• Samedi 2 decembre 2006

    LE BILLET DE LA SEMAINE                                       (02/12)

    N°27


    La phrase de la semaine

    " Je fume cinq pétards par jour, je n'ai pas d'ordinateur, pas de montre, mais un crucifix dans mon bureau !  "
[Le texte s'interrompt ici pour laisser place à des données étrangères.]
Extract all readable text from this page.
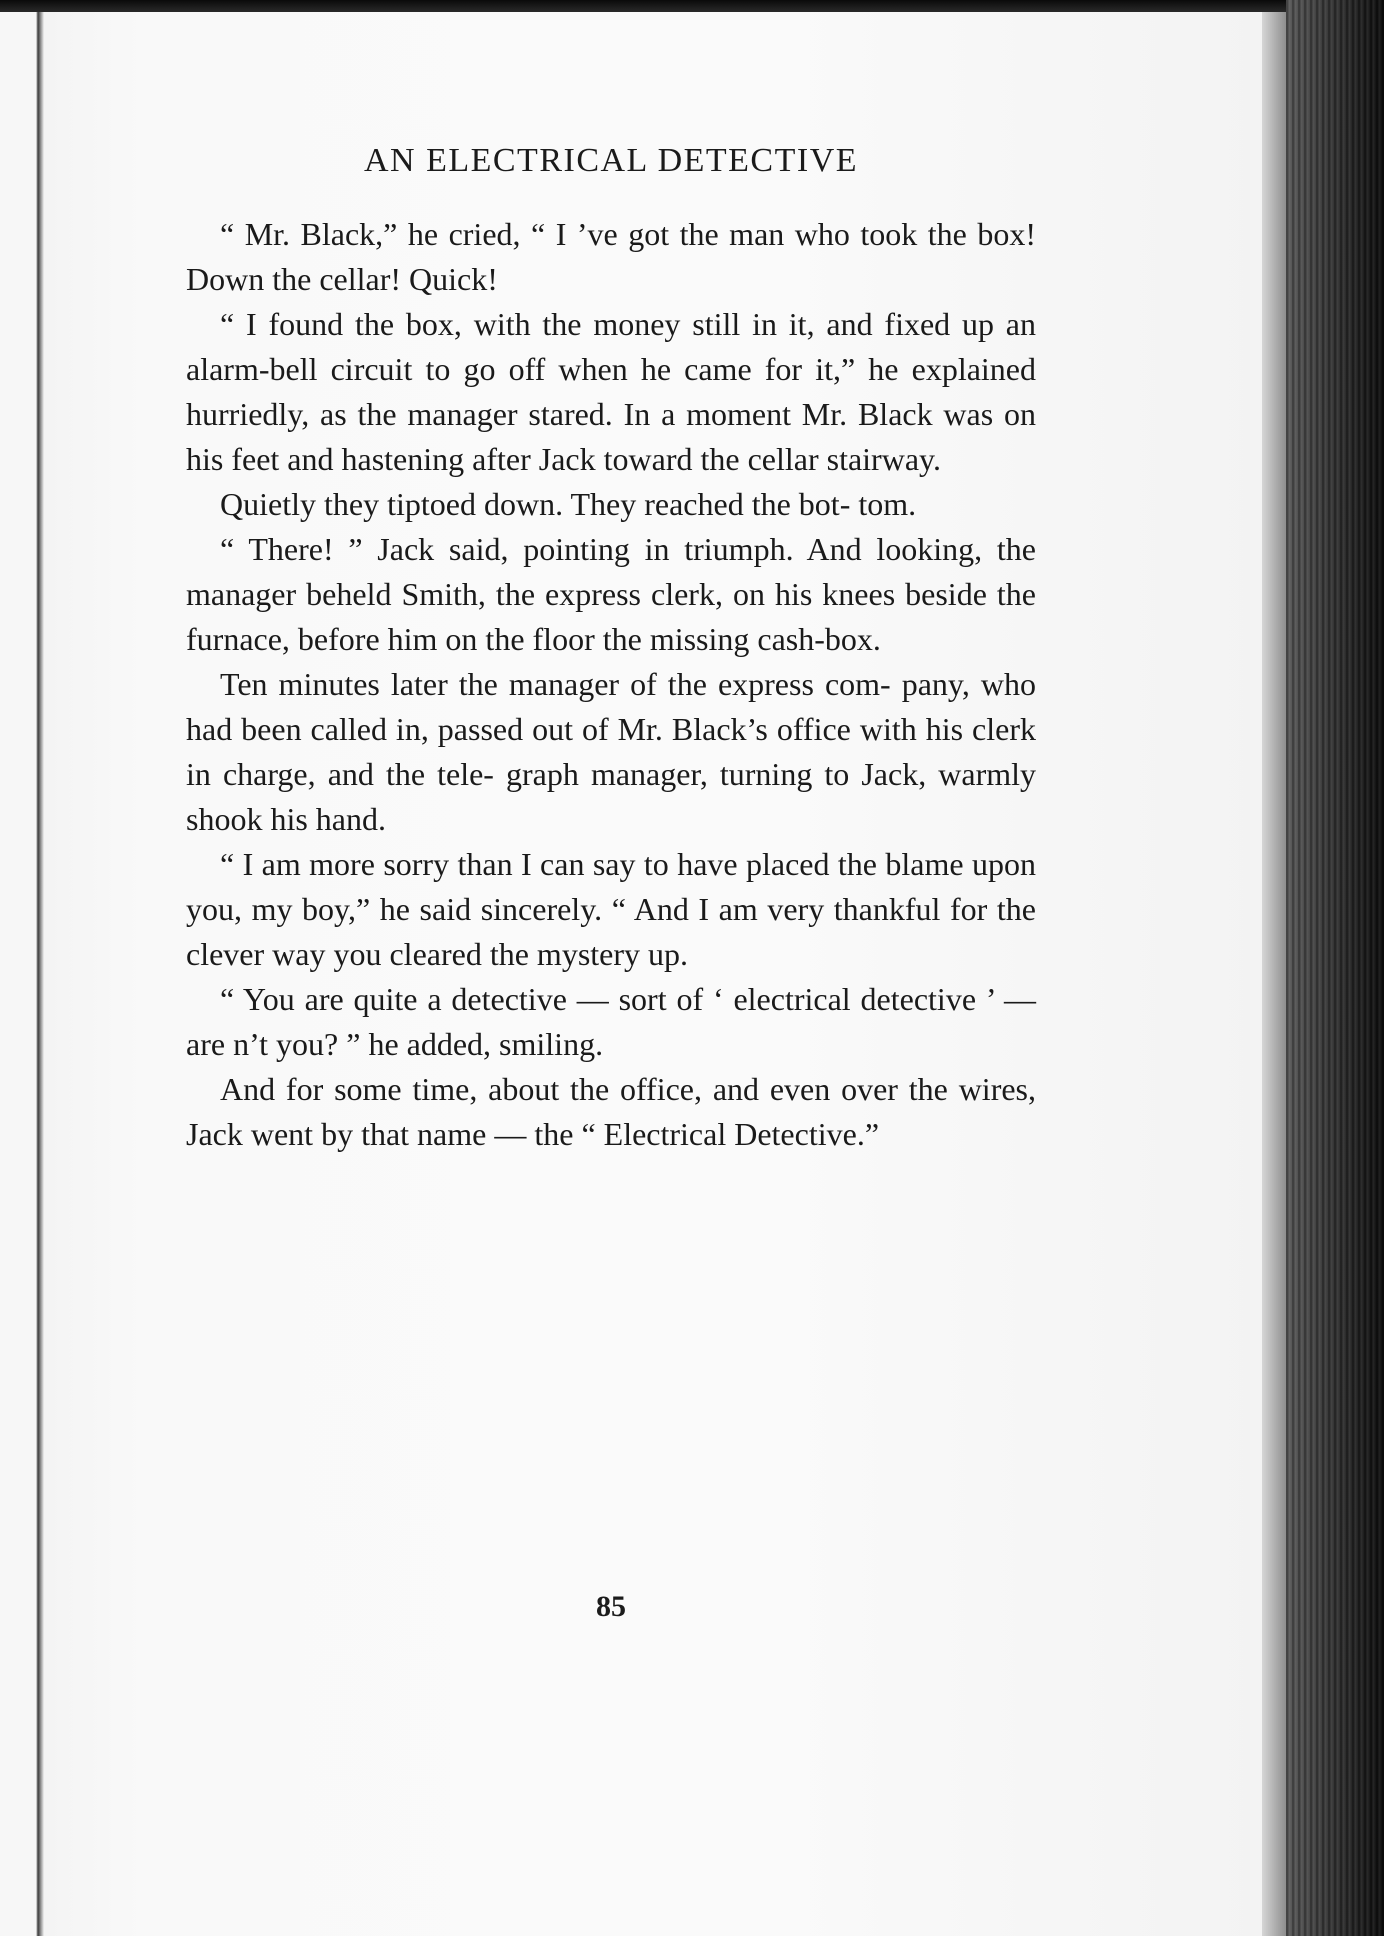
AN ELECTRICAL DETECTIVE

“ Mr. Black,” he cried, “ I ’ve got the man who took the box! Down the cellar! Quick!

“ I found the box, with the money still in it, and fixed up an alarm-bell circuit to go off when he came for it,” he explained hurriedly, as the manager stared. In a moment Mr. Black was on his feet and hastening after Jack toward the cellar stairway.

Quietly they tiptoed down. They reached the bot- tom.

“ There! ” Jack said, pointing in triumph. And looking, the manager beheld Smith, the express clerk, on his knees beside the furnace, before him on the floor the missing cash-box.

Ten minutes later the manager of the express com- pany, who had been called in, passed out of Mr. Black’s office with his clerk in charge, and the tele- graph manager, turning to Jack, warmly shook his hand.

“ I am more sorry than I can say to have placed the blame upon you, my boy,” he said sincerely. “ And I am very thankful for the clever way you cleared the mystery up.

“ You are quite a detective — sort of ‘ electrical detective ’ — are n’t you? ” he added, smiling.

And for some time, about the office, and even over the wires, Jack went by that name — the “ Electrical Detective.”

85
    (Thierry Ardisson, Public)


    Dans l'actu 

    Revue de détail des principales annonces médias de la semaine.

     

     - La première Ceremonie des Gerard, qui récompense les "pires" produits de la télévision, s'est deroulée le 29 novembre dernier. Peu de surprises dans le palmarès puisque ce sont bien souvent les programmes ou les personnes les plus populaires qui atteignent la première marche du podium. Resultats complets ci-dessous, commentés par TV MANIA. A noter, en préambule, le délirant commentaire de la soirée, fait par le site internet de la ceremonie : " Le Jury de l’Académie des Gérard de la Télévision est composée d’une trentaine de journalistes sélectionnés par eux-mêmes. Ils sont invités à élire, dans chaque catégorie, le meilleur des plus mauvais nominés nommés. Afin de faire partie de l’Académie, il est indispensable d’avoir au moins entendu parler des programmes nommés, ou bien d’en avoir vu les bandes-annonces. Ou pas. Aucun Morandini n’a été blessé ou tué durant la préparation des Gérard. "
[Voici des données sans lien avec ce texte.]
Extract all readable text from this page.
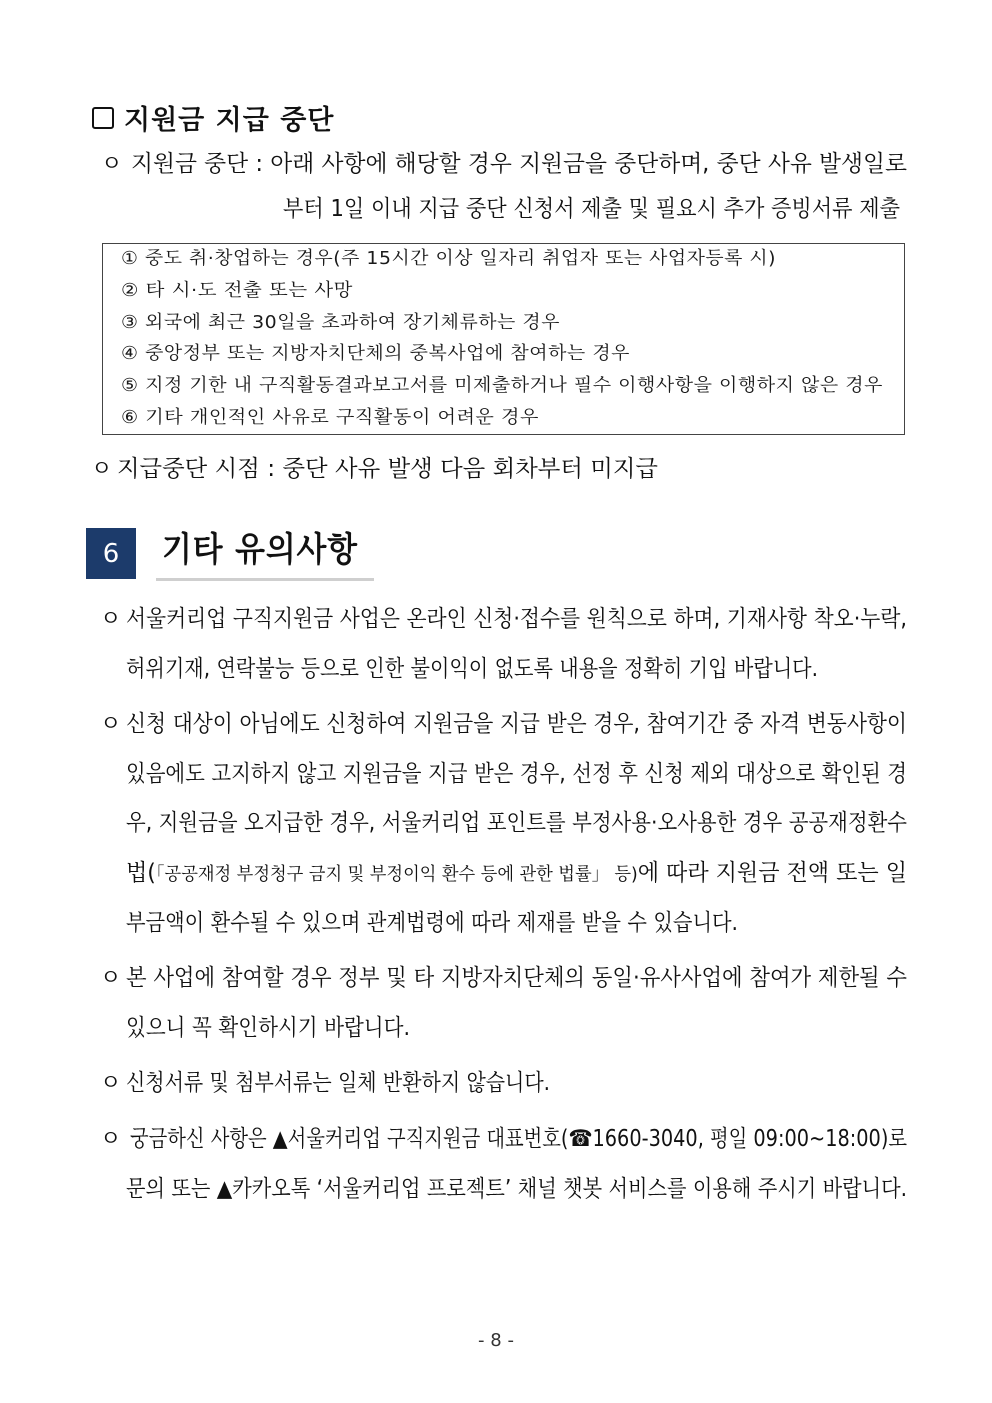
지원금 지급 중단
ㅇ 지원금 중단 : 아래 사항에 해당할 경우 지원금을 중단하며, 중단 사유 발생일로
부터 1일 이내 지급 중단 신청서 제출 및 필요시 추가 증빙서류 제출
① 중도 취·창업하는 경우(주 15시간 이상 일자리 취업자 또는 사업자등록 시)
② 타 시·도 전출 또는 사망
③ 외국에 최근 30일을 초과하여 장기체류하는 경우
④ 중앙정부 또는 지방자치단체의 중복사업에 참여하는 경우
⑤ 지정 기한 내 구직활동결과보고서를 미제출하거나 필수 이행사항을 이행하지 않은 경우
⑥ 기타 개인적인 사유로 구직활동이 어려운 경우
ㅇ 지급중단 시점 : 중단 사유 발생 다음 회차부터 미지급
6	기타 유의사항
ㅇ 서울커리업 구직지원금 사업은 온라인 신청·접수를 원칙으로 하며, 기재사항 착오·누락,
허위기재, 연락불능 등으로 인한 불이익이 없도록 내용을 정확히 기입 바랍니다.
ㅇ 신청 대상이 아님에도 신청하여 지원금을 지급 받은 경우, 참여기간 중 자격 변동사항이
있음에도 고지하지 않고 지원금을 지급 받은 경우, 선정 후 신청 제외 대상으로 확인된 경
우, 지원금을 오지급한 경우, 서울커리업 포인트를 부정사용·오사용한 경우 공공재정환수
법(「공공재정 부정청구 금지 및 부정이익 환수 등에 관한 법률」 등)에 따라 지원금 전액 또는 일
부금액이 환수될 수 있으며 관계법령에 따라 제재를 받을 수 있습니다.
ㅇ 본 사업에 참여할 경우 정부 및 타 지방자치단체의 동일·유사사업에 참여가 제한될 수
있으니 꼭 확인하시기 바랍니다.
ㅇ 신청서류 및 첨부서류는 일체 반환하지 않습니다.
ㅇ 궁금하신 사항은 ▲서울커리업 구직지원금 대표번호(☎1660-3040, 평일 09:00~18:00)로
문의 또는 ▲카카오톡 ‘서울커리업 프로젝트’ 채널 챗봇 서비스를 이용해 주시기 바랍니다.
- 8 -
    Plus mauvais téléfilm ou série français

    : Le maître du zodiaque avec Francis Huster (TF1) [Bac +10 requis pour en comprendre l'intrigue.]
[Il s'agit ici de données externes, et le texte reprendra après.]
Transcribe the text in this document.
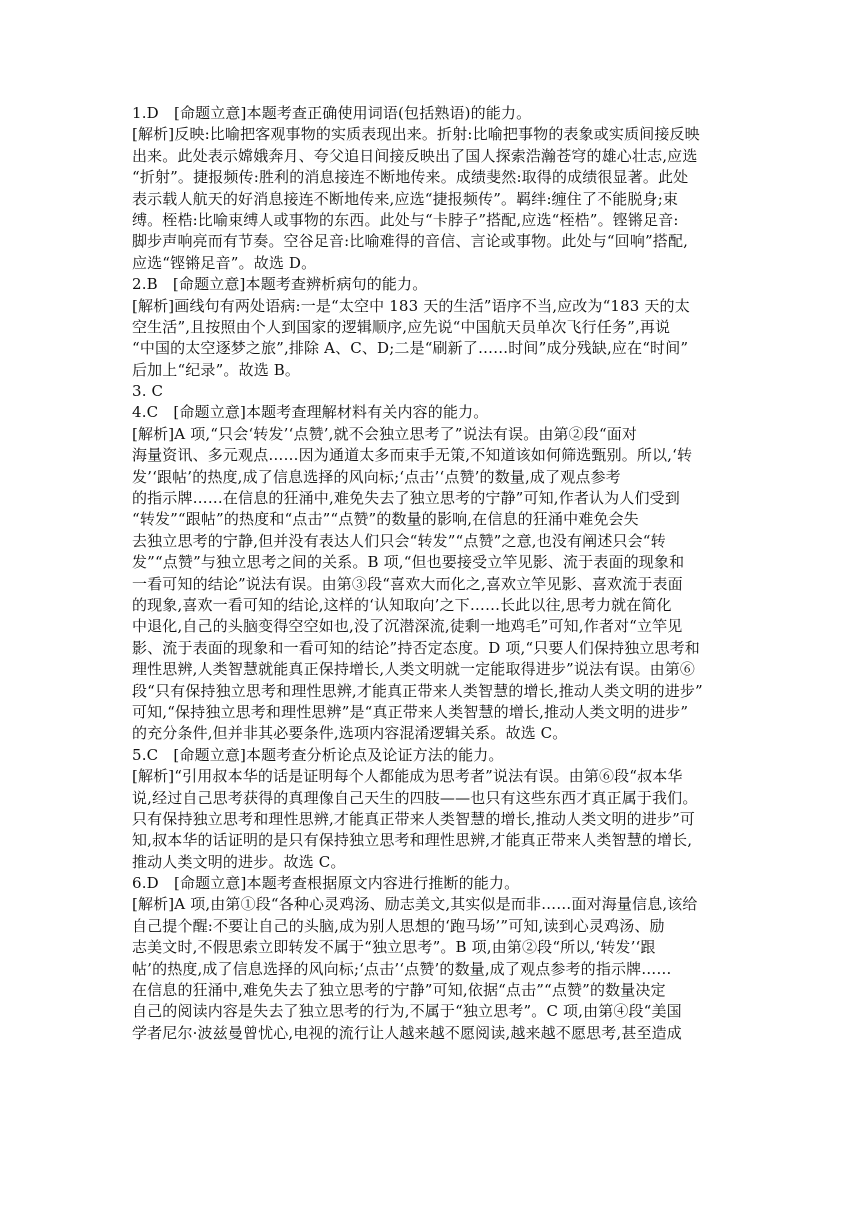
1.D　[命题立意]本题考查正确使用词语(包括熟语)的能力。
[解析]反映:比喻把客观事物的实质表现出来。折射:比喻把事物的表象或实质间接反映
出来。此处表示嫦娥奔月、夸父追日间接反映出了国人探索浩瀚苍穹的雄心壮志,应选
“折射”。捷报频传:胜利的消息接连不断地传来。成绩斐然:取得的成绩很显著。此处
表示载人航天的好消息接连不断地传来,应选“捷报频传”。羁绊:缠住了不能脱身;束
缚。桎梏:比喻束缚人或事物的东西。此处与“卡脖子”搭配,应选“桎梏”。铿锵足音:
脚步声响亮而有节奏。空谷足音:比喻难得的音信、言论或事物。此处与“回响”搭配,
应选“铿锵足音”。故选 D。
2.B　[命题立意]本题考查辨析病句的能力。
[解析]画线句有两处语病:一是“太空中 183 天的生活”语序不当,应改为“183 天的太
空生活”,且按照由个人到国家的逻辑顺序,应先说“中国航天员单次飞行任务”,再说
“中国的太空逐梦之旅”,排除 A、C、D;二是“刷新了……时间”成分残缺,应在“时间”
后加上“纪录”。故选 B。
3. C
4.C　[命题立意]本题考查理解材料有关内容的能力。
[解析]A 项,“只会‘转发’‘点赞’,就不会独立思考了”说法有误。由第②段“面对
海量资讯、多元观点……因为通道太多而束手无策,不知道该如何筛选甄别。所以,‘转
发’‘跟帖’的热度,成了信息选择的风向标;‘点击’‘点赞’的数量,成了观点参考
的指示牌……在信息的狂涌中,难免失去了独立思考的宁静”可知,作者认为人们受到
“转发”“跟帖”的热度和“点击”“点赞”的数量的影响,在信息的狂涌中难免会失
去独立思考的宁静,但并没有表达人们只会“转发”“点赞”之意,也没有阐述只会“转
发”“点赞”与独立思考之间的关系。B 项,“但也要接受立竿见影、流于表面的现象和
一看可知的结论”说法有误。由第③段“喜欢大而化之,喜欢立竿见影、喜欢流于表面
的现象,喜欢一看可知的结论,这样的‘认知取向’之下……长此以往,思考力就在简化
中退化,自己的头脑变得空空如也,没了沉潜深流,徒剩一地鸡毛”可知,作者对“立竿见
影、流于表面的现象和一看可知的结论”持否定态度。D 项,“只要人们保持独立思考和
理性思辨,人类智慧就能真正保持增长,人类文明就一定能取得进步”说法有误。由第⑥
段“只有保持独立思考和理性思辨,才能真正带来人类智慧的增长,推动人类文明的进步”
可知,“保持独立思考和理性思辨”是“真正带来人类智慧的增长,推动人类文明的进步”
的充分条件,但并非其必要条件,选项内容混淆逻辑关系。故选 C。
5.C　[命题立意]本题考查分析论点及论证方法的能力。
[解析]“引用叔本华的话是证明每个人都能成为思考者”说法有误。由第⑥段“叔本华
说,经过自己思考获得的真理像自己天生的四肢——也只有这些东西才真正属于我们。
只有保持独立思考和理性思辨,才能真正带来人类智慧的增长,推动人类文明的进步”可
知,叔本华的话证明的是只有保持独立思考和理性思辨,才能真正带来人类智慧的增长,
推动人类文明的进步。故选 C。
6.D　[命题立意]本题考查根据原文内容进行推断的能力。
[解析]A 项,由第①段“各种心灵鸡汤、励志美文,其实似是而非……面对海量信息,该给
自己提个醒:不要让自己的头脑,成为别人思想的‘跑马场’”可知,读到心灵鸡汤、励
志美文时,不假思索立即转发不属于“独立思考”。B 项,由第②段“所以,‘转发’‘跟
帖’的热度,成了信息选择的风向标;‘点击’‘点赞’的数量,成了观点参考的指示牌……
在信息的狂涌中,难免失去了独立思考的宁静”可知,依据“点击”“点赞”的数量决定
自己的阅读内容是失去了独立思考的行为,不属于“独立思考”。C 项,由第④段“美国
学者尼尔·波兹曼曾忧心,电视的流行让人越来越不愿阅读,越来越不愿思考,甚至造成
    Plus mauvaise nouvelle émission de la rentrée

    : L’arène de France avec Stéphane Bern (FR2) [Un Ciel mon mardi qui ne veut pas dire son nom, le direct et l'interêt en moins.]

    Pire bide ou accident industriel

    : Le dancing show avec Anthony Kavanagh (FR2) [et pourtant, le show reviendra l'été prochain.]

    Plus mauvaise émission dite humoristique

    : Samantha (FR2) [La seule emission a avoir eu les honneurs de deux prix !]

    Plus mauvaise série allemande :

    Rex, chien flic avec Reginald Von Ravenhorst, Heinz Weixelbraun, Wolf Bachofner (FR2) [Et Derrick alors ?]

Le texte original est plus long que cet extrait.